La vuelta a su tierra
Volvió a ejercer su pensamiento crítico hacia la ex URSS, aplicable ahora a la Federación Rusa que estaba a punto de caer en manos de Vladimir Putin. A su llegada al poder, Putin mantuvo una relación ríspida, en todo caso fría, con Solyenitzin, acicateado por el pasado anti estalinista del escritor y por su visión desoladora del sovietismo que había padecido en carne propia. Putin llegaba para restablecer de algún modo aquello que Solyenitzin había denigrado: las antiguas glorias soviéticas a las que ensalzó cuando hizo pública su convicción de que la disolución de la URSS había derivado en un desastre político y social. Por su parte, el antiguo disidente, que en 2000 se asomaba a los ochenta y dos años y no había perdido ni pelo ni mañas, tampoco cesó en sus críticas desesperanzadas hacia la Rusia de sus amores, como tampoco cesó en su visión desesperanza y fatalista de Occidente.
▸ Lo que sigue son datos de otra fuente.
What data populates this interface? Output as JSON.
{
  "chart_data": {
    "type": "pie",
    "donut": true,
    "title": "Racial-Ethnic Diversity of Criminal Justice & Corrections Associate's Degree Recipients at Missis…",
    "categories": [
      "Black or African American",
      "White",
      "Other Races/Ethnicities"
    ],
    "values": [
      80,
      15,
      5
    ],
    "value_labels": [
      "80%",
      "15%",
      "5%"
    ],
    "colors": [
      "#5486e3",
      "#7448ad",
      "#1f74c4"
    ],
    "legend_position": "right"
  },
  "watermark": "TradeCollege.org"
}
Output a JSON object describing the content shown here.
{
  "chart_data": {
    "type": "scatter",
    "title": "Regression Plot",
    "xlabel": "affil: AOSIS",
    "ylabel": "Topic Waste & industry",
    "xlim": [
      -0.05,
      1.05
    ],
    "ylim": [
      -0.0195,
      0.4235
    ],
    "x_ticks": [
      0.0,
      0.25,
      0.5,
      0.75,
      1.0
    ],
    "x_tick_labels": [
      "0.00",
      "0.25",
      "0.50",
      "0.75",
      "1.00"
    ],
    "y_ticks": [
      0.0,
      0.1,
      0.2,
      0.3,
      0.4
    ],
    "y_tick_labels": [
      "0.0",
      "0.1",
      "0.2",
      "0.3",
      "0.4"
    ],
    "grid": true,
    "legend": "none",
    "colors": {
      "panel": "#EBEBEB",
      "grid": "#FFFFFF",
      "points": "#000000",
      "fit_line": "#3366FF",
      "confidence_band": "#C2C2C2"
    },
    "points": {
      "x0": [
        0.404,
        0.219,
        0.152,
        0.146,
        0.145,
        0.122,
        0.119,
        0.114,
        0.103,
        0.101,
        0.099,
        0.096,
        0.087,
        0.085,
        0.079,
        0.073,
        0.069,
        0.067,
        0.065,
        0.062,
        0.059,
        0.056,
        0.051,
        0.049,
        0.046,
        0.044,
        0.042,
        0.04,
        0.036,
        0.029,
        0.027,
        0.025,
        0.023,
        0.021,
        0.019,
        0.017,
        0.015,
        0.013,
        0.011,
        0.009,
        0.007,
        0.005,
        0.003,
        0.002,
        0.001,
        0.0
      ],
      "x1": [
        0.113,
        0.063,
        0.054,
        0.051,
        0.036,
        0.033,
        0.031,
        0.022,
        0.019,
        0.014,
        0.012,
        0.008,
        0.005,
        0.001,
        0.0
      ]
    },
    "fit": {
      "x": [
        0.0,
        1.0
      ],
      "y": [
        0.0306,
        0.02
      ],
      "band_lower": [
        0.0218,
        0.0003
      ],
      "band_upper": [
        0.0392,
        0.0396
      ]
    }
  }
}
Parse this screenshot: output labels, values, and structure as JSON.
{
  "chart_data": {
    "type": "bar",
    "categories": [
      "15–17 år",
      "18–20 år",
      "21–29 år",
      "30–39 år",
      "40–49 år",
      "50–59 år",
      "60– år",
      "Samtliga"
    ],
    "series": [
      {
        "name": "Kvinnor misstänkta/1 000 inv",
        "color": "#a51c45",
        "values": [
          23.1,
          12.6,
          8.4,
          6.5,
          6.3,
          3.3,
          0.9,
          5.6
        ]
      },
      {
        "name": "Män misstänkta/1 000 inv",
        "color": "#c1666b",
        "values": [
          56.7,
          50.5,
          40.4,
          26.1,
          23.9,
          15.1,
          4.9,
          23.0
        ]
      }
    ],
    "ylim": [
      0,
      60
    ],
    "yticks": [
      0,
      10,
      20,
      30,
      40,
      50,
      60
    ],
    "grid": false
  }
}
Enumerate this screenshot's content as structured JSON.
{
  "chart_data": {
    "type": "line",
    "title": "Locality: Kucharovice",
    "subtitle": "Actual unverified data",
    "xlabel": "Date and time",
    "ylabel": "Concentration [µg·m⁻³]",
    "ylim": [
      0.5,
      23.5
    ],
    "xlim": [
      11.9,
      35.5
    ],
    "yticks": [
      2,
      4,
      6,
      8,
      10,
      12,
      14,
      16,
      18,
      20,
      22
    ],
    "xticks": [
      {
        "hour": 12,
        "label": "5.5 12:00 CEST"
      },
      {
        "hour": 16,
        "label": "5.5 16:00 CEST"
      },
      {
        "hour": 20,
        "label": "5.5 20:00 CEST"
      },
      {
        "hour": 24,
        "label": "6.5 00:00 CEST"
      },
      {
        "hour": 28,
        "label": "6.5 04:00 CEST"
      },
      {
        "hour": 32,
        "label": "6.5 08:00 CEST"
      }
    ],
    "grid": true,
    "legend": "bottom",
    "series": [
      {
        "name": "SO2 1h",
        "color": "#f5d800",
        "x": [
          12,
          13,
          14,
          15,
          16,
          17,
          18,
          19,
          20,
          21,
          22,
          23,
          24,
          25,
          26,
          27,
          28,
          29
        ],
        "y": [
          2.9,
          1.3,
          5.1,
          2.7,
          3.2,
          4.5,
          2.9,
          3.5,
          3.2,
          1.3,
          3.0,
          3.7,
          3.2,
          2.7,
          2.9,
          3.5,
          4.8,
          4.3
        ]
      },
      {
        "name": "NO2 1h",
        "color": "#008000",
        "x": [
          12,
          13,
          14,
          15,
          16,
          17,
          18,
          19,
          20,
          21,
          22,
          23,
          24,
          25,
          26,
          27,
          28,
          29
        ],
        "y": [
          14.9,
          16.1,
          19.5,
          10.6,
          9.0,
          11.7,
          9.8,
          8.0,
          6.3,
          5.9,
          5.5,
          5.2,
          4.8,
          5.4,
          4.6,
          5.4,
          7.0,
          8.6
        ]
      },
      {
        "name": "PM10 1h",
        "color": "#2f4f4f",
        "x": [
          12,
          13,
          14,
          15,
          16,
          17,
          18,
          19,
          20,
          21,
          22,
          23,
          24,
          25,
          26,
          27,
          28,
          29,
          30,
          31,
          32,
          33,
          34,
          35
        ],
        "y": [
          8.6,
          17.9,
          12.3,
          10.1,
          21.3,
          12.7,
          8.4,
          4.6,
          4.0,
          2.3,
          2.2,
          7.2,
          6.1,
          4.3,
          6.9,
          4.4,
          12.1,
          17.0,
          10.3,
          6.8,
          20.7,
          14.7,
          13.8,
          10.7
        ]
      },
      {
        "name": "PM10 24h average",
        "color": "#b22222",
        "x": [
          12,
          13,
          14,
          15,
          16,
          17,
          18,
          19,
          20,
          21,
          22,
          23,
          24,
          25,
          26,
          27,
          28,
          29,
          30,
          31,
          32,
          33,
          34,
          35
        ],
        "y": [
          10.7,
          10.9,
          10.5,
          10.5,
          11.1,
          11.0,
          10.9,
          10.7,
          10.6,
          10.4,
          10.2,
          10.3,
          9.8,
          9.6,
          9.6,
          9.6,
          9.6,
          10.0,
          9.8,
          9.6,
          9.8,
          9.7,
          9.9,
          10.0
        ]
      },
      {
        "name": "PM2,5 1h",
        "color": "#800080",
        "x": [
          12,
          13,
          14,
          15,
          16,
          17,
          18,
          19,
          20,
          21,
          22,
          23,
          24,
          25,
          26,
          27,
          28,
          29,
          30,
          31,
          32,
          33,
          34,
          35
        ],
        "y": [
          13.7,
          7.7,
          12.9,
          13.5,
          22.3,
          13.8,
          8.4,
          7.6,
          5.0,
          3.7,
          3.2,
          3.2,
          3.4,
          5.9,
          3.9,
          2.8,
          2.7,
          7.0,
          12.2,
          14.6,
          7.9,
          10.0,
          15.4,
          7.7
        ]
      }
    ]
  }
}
Sin embargo, de alguna extraña manera, Solyenitzin y Putin desarrollaron cierto vínculo igualmente raro. Putin adoptó gran parte de las críticas de Solyenitzin a Occidente, y tomó como suyo, incluso lo adaptó, el concepto del escritor que afirmaba que Rusia es en realidad parte de una civilización diferente. Sin llegar a claudicar del todo en sus convicciones, Solyenitzin aceptó, toleró, transigió y de alguna forma justificó la determinación de Putin de ser duro con sus críticos, de ejercer el control total sobre los recursos naturales de Rusia y de concentrar el poder político. En el otoño de su vida, sostenía lo mismo que en sus años jóvenes: todo estaba supeditado a la nación.
Putin llegó a hacer lo que la URSS no había hecho nunca: otorgó un premio literario estatal a Solyenitzin y afirmó que muchas de las decisiones de su gobierno habían estado inspiradas en los consejos del gran escritor. A su muerte, le dedicó una breve elegía: “”Estamos orgullosos de que Alexander Isayevich Solzhenitsyn haya sido nuestro compatriota y contemporáneo. Lo recordaremos como una persona fuerte, valiente y con una enorme dignidad”. Repitió el elogio diez años después, en 2018, cuando se inauguró en Moscú una estatua en honor de Solyenitzin: “Profesaba un amor sin fronteras hacia su patria. Sin embargo, es más allá de sus ideas donde se encuentra su verdadera herencia: ‘Archipiélago Gulag’ es la obra que nos obligó a mirar dentro de las sombras más densas”.
Solyenitzin, el viejo batallador que desnudó el horror estalinista, murió por una insuficiencia cardíaca el 3 de agosto de 2008 en Moscú. Tenía ochenta y nueve años.